The disparity is thought to arise from a easier access to Firazyr in Germany and a public healthcare system that provide 100% reimbursement, investigators said.

The study, “Management of patients with hereditary angioedema in Germany: comparison to other countries in the Icatibant Outcome Survey,” was published in the Journal of The European Academy of Dermatology and Venereology.

The most common type of hereditary angioedema (HAE) is the one resulting from a genetic defect in the C1 protein inhibitor (C1-INH). Loss of this protein causes rising levels of bradykinin, a vasodilator that triggers blood vessels to widen and become more permeable, leading to swelling. Timely treatment can help manage the condition and improve the patient’s quality of life.

Firazyr, an inhibitor of bradykinin marketed by Shire Pharmaceuticals, is approved for self-administration in HAE-C1-INH patients experiencing acute angioedema attacks, based on results of clinical trials that include a Phase 3b open-label study (NCT01919801).

An international registry study — called Icatibant Outcome Survey (IOS; NCT01034969) — opened in 2009 to monitor clinical outcomes of patients treated with Firazyr. It demonstrated that Firazyr works as well in a real-world setting as in clinical trials, leading to an early resolution of attacks.

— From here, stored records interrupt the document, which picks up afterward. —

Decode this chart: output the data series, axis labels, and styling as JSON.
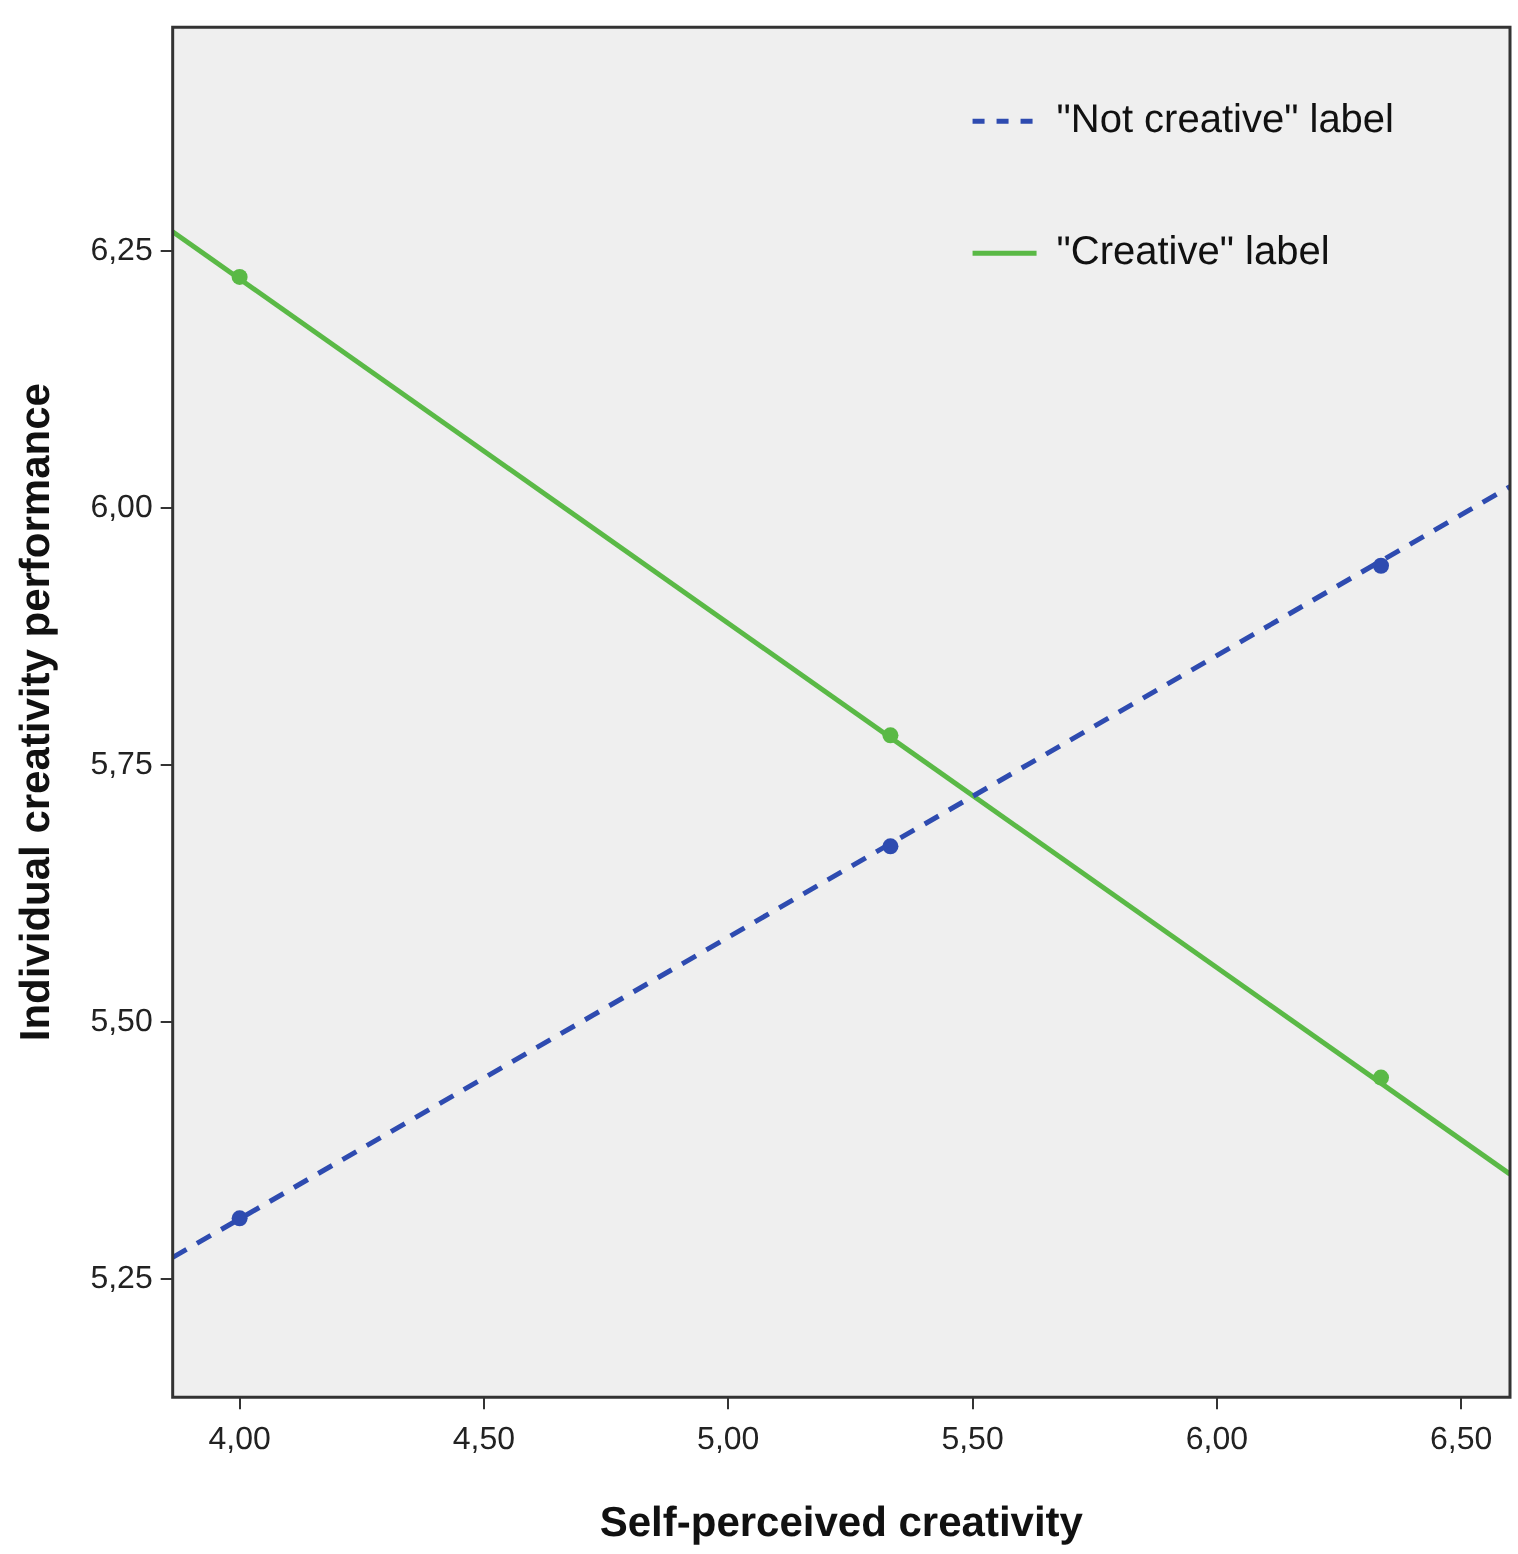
{
  "chart_data": {
    "type": "line",
    "xlabel": "Self-perceived creativity",
    "ylabel": "Individual creativity performance",
    "xlim": [
      3.863,
      6.6
    ],
    "ylim": [
      5.135,
      6.468
    ],
    "xticks": [
      {
        "value": 4,
        "label": "4,00"
      },
      {
        "value": 4.5,
        "label": "4,50"
      },
      {
        "value": 5,
        "label": "5,00"
      },
      {
        "value": 5.5,
        "label": "5,50"
      },
      {
        "value": 6,
        "label": "6,00"
      },
      {
        "value": 6.5,
        "label": "6,50"
      }
    ],
    "yticks": [
      {
        "value": 5.25,
        "label": "5,25"
      },
      {
        "value": 5.5,
        "label": "5,50"
      },
      {
        "value": 5.75,
        "label": "5,75"
      },
      {
        "value": 6,
        "label": "6,00"
      },
      {
        "value": 6.25,
        "label": "6,25"
      }
    ],
    "grid": false,
    "legend": "top right",
    "series": [
      {
        "name": "\"Not creative\" label",
        "type": "line",
        "color": "#2e4bb0",
        "line_style": "dashed",
        "marker": "none",
        "x": [
          3.863,
          6.6
        ],
        "values": [
          5.271,
          6.021
        ]
      },
      {
        "name": "\"Creative\" label",
        "type": "line",
        "color": "#5ab946",
        "line_style": "solid",
        "marker": "none",
        "x": [
          3.863,
          6.6
        ],
        "values": [
          6.269,
          5.352
        ]
      },
      {
        "type": "scatter",
        "color": "#2e4bb0",
        "marker": "circle",
        "x": [
          4,
          5.332,
          6.336
        ],
        "values": [
          5.309,
          5.671,
          5.944
        ]
      },
      {
        "type": "scatter",
        "color": "#5ab946",
        "marker": "circle",
        "x": [
          4,
          5.332,
          6.336
        ],
        "values": [
          6.225,
          5.779,
          5.446
        ]
      }
    ]
  }
}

A country-specific analysis of IOS also suggested that German patients treat their attacks earlier than those elsewhere. Researchers in Germany decided to compare the demographics and outcomes of German patients versus patients in other IOS countries.

This was the “first report, using real-world IOS data, detailing the experience in Germany with icatibant for the acute treatment of HAE in adults and subsequent comparison with other IOS countries,” the researchers wrote.

Using IOS data from July 2009 to January 2017, researchers gathered information on 160 attacks in 93 German patients, and 1,442 attacks in 592 patients from 11 other IOS countries –Austria, Brazil, Czech Republic, Denmark, France, Greece, Israel, Italy, Spain, Sweden, and the United Kingdom. (Firazyr is also approved in the U.S. to treat acute attacks of hereditary angioedema in adults.)

Analysis of demographic and baseline characteristics — sex, diagnosis, and location of attacks — showed no significant differences between the patients in Germany and elsewhere.

Still, the researchers reported, German patients were significantly less likely to report severe or very severe angioedema attacks compared to those in other countries.

No significant differences were seen in the number of Firazyr-treated attacks among patients, and, consistent with previous studies, most patients in this study self-administered treatment for an attacks, regardless of country.

There also was no significant difference in speed in which attacks were acknowledged among patients from different countries.

But investigators found that German patients treated their attacks with Firazyr significantly earlier than patients in other countries, with mean time from attack to onset of treatment being 1.3 hours in German patients and 4.2 hours in those elsewhere.

The time to complete symptom resolution (7.6 hours vs. 15.1 hours) and duration of attacks (8.9 hours vs. 19.3 hours) were also shorter in German patients compared to the other patients.

These findings “affirm German patient awareness and acceptance of physician recommendations … that promote treatment as early as possible,” along with a high patient confidence in managing their disease, the researchers wrote.

They also pointed to the high reimbursement level in Germany and easy access to Firazyr as possible explanations for early treatment in these patients. In the 11 other countries, “icatibant may be more difficult to obtain and doses perhaps retained for treatment of attacks that are deemed more severe,” the researchers concluded.

Two of the study’s seven researchers are employees of Shire at its Switzerland international office headquarters.